All'interno dell'articolo i risultati di una campagna sperimentale eseguita su fibre di rinforzo allo stato secco (senza matrice), sottoposte per diversi periodi, a diverse temperature, in diversi ambienti alcalini. Ciò al fine di valutare quali siano gli effetti, da un punto di vista meccanico, di diversi protocolli di prova, e soprattutto quali siano i livelli di sensibilità mostrati dai manufatti, che costituiscono il potenziale rinforzo di compositi impiegati per il consolidamento strutturale in campo civile.

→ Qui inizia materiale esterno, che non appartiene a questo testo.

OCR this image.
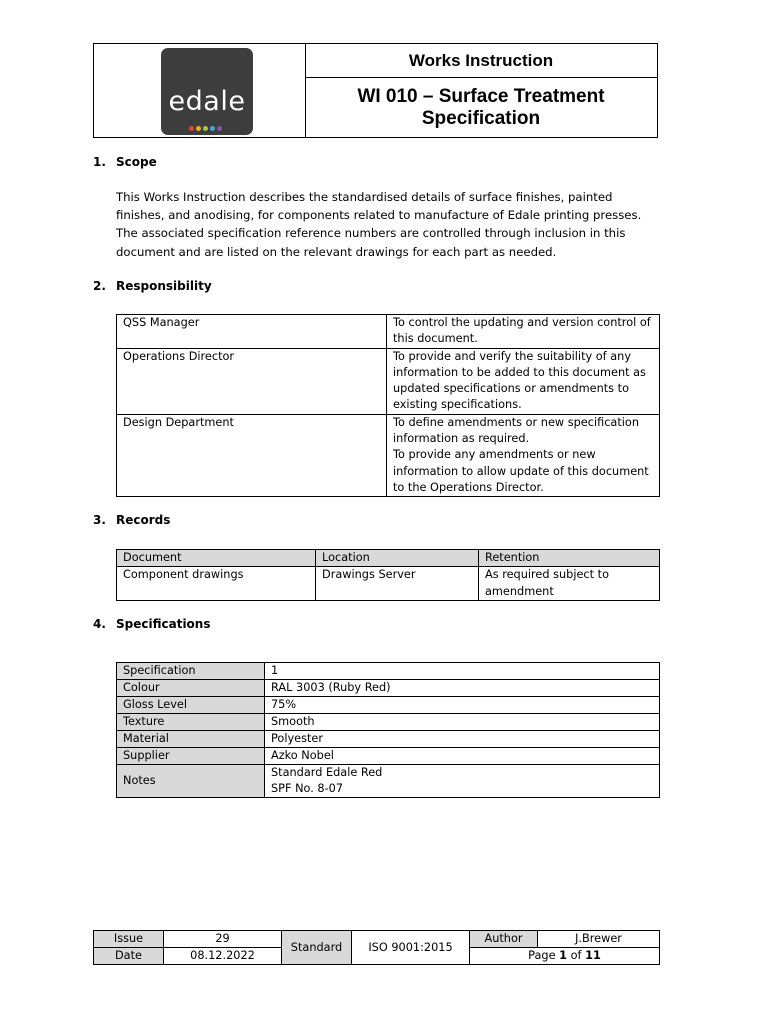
edale
Works Instruction
WI 010 – Surface Treatment Specification
1. Scope
This Works Instruction describes the standardised details of surface finishes, painted finishes, and anodising, for components related to manufacture of Edale printing presses. The associated specification reference numbers are controlled through inclusion in this document and are listed on the relevant drawings for each part as needed.
2. Responsibility
QSS Manager	To control the updating and version control of this document.

Operations Director	To provide and verify the suitability of any information to be added to this document as updated specifications or amendments to existing specifications.

Design Department	To define amendments or new specification information as required.
To provide any amendments or new information to allow update of this document to the Operations Director.
3. Records
Document	Location	Retention
Component drawings	Drawings Server	As required subject to amendment
4. Specifications
Specification	1

Colour	RAL 3003 (Ruby Red)

Gloss Level	75%

Texture	Smooth

Material	Polyester

Supplier	Azko Nobel

Notes	Standard Edale Red
SPF No. 8-07
Issue	29	Standard	ISO 9001:2015	Author	J.Brewer
Date	08.12.2022			Page 1 of 11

Negli ultimi anni si è osservato un fortissimo interesse per l’utilizzo di materiali fibrorinforzati, di varia natura, per il consolidamento strutturale sia del calcestruzzo che della muratura. In questo ultimo caso gli intonaci (base calce o calce-cemento) con armatura costituita da fibre non metalliche, hanno riscosso un forte interesse nel campo antisismico, soprattutto per la tutela del costruito storico.
Le tipologie di rinforzo più comunemente utilizzate sono realizzate mediante:
• Tessuti e reti in fibra lunga (vetro, carbonio, poliaramide, fibre naturali) annegati direttamente nella matrice inorganica (cementizia o calce).
• Fogli e tessuti in fibra lunga (vetro, carbonio, poliaramide) incollati in situ per mezzo di resine termoindurenti a vari supporti, quali travi o pilasti in calcestruzzo armato, o substrato murario.
• Reti, lamine o barre in F.R.P. (fiber reinforced polymers) preformate, costituite sempre da fibre di vetro o carbonio e resine termoindurenti curate industrialmente, incollate o applicate al supporto e spesso annegate in una rivestimento inorganico di tipo cementizio.

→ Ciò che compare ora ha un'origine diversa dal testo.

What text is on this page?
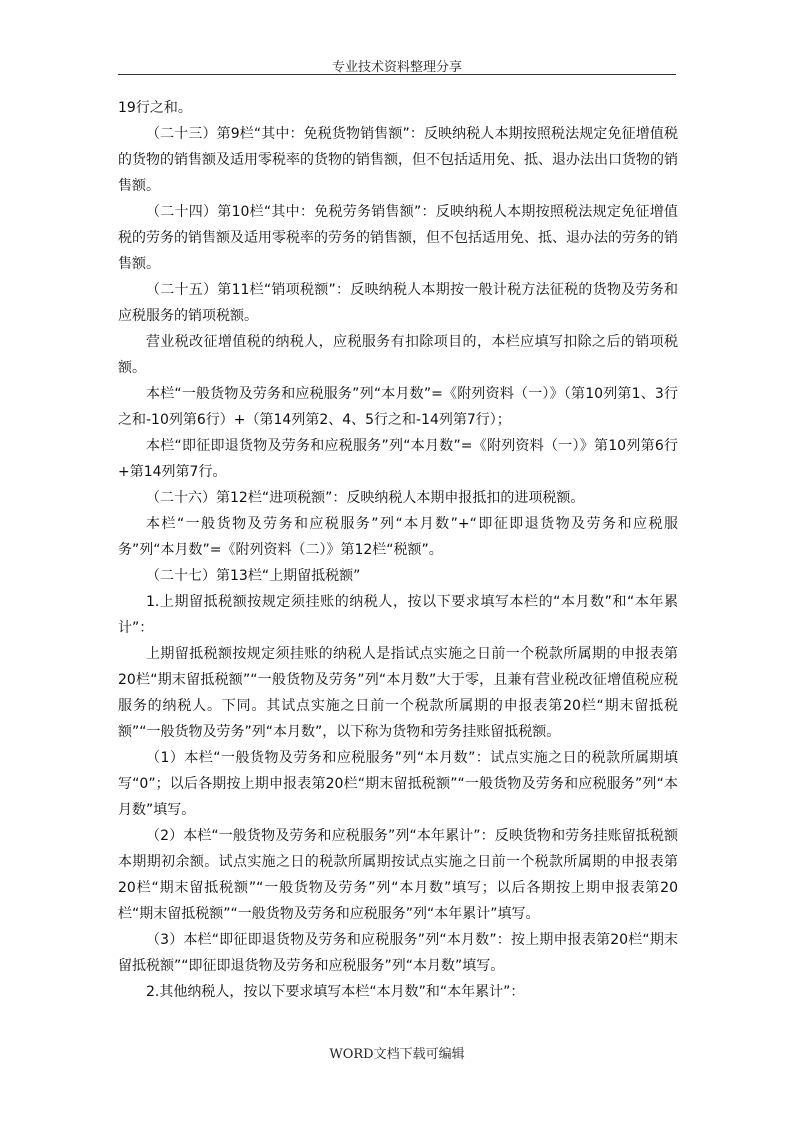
专业技术资料整理分享

19行之和。

（二十三）第9栏“其中：免税货物销售额”：反映纳税人本期按照税法规定免征增值税的货物的销售额及适用零税率的货物的销售额，但不包括适用免、抵、退办法出口货物的销售额。

（二十四）第10栏“其中：免税劳务销售额”：反映纳税人本期按照税法规定免征增值税的劳务的销售额及适用零税率的劳务的销售额，但不包括适用免、抵、退办法的劳务的销售额。

（二十五）第11栏“销项税额”：反映纳税人本期按一般计税方法征税的货物及劳务和应税服务的销项税额。

营业税改征增值税的纳税人，应税服务有扣除项目的，本栏应填写扣除之后的销项税额。

本栏“一般货物及劳务和应税服务”列“本月数”=《附列资料（一）》（第10列第1、3行之和-10列第6行）+（第14列第2、4、5行之和-14列第7行）；

本栏“即征即退货物及劳务和应税服务”列“本月数”=《附列资料（一）》第10列第6行+第14列第7行。

（二十六）第12栏“进项税额”：反映纳税人本期申报抵扣的进项税额。

本栏“一般货物及劳务和应税服务”列“本月数”+“即征即退货物及劳务和应税服务”列“本月数”=《附列资料（二）》第12栏“税额”。

（二十七）第13栏“上期留抵税额”

1.上期留抵税额按规定须挂账的纳税人，按以下要求填写本栏的“本月数”和“本年累计”：

上期留抵税额按规定须挂账的纳税人是指试点实施之日前一个税款所属期的申报表第20栏“期末留抵税额”“一般货物及劳务”列“本月数”大于零，且兼有营业税改征增值税应税服务的纳税人。下同。其试点实施之日前一个税款所属期的申报表第20栏“期末留抵税额”“一般货物及劳务”列“本月数”，以下称为货物和劳务挂账留抵税额。

（1）本栏“一般货物及劳务和应税服务”列“本月数”：试点实施之日的税款所属期填写“0”；以后各期按上期申报表第20栏“期末留抵税额”“一般货物及劳务和应税服务”列“本月数”填写。

（2）本栏“一般货物及劳务和应税服务”列“本年累计”：反映货物和劳务挂账留抵税额本期期初余额。试点实施之日的税款所属期按试点实施之日前一个税款所属期的申报表第20栏“期末留抵税额”“一般货物及劳务”列“本月数”填写；以后各期按上期申报表第20栏“期末留抵税额”“一般货物及劳务和应税服务”列“本年累计”填写。

（3）本栏“即征即退货物及劳务和应税服务”列“本月数”：按上期申报表第20栏“期末留抵税额”“即征即退货物及劳务和应税服务”列“本月数”填写。

2.其他纳税人，按以下要求填写本栏“本月数”和“本年累计”：

WORD文档下载可编辑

Con riferimento particolare ai casi in cui sono impiegate matrici inorganiche, o ai casi di substrati cementizi, come noto si determina una condizione di elevata alcalinità, soprattutto nel periodo immediatamente successivo all’applicazione; le evidenze sperimentali [10] riportano, infatti, valori del pH, nella soluzione interstiziale presente all’interno dei pori delle matrici cementizie,compresi tra 12,5 e 13,5, a seconda delle specie chimiche presenti.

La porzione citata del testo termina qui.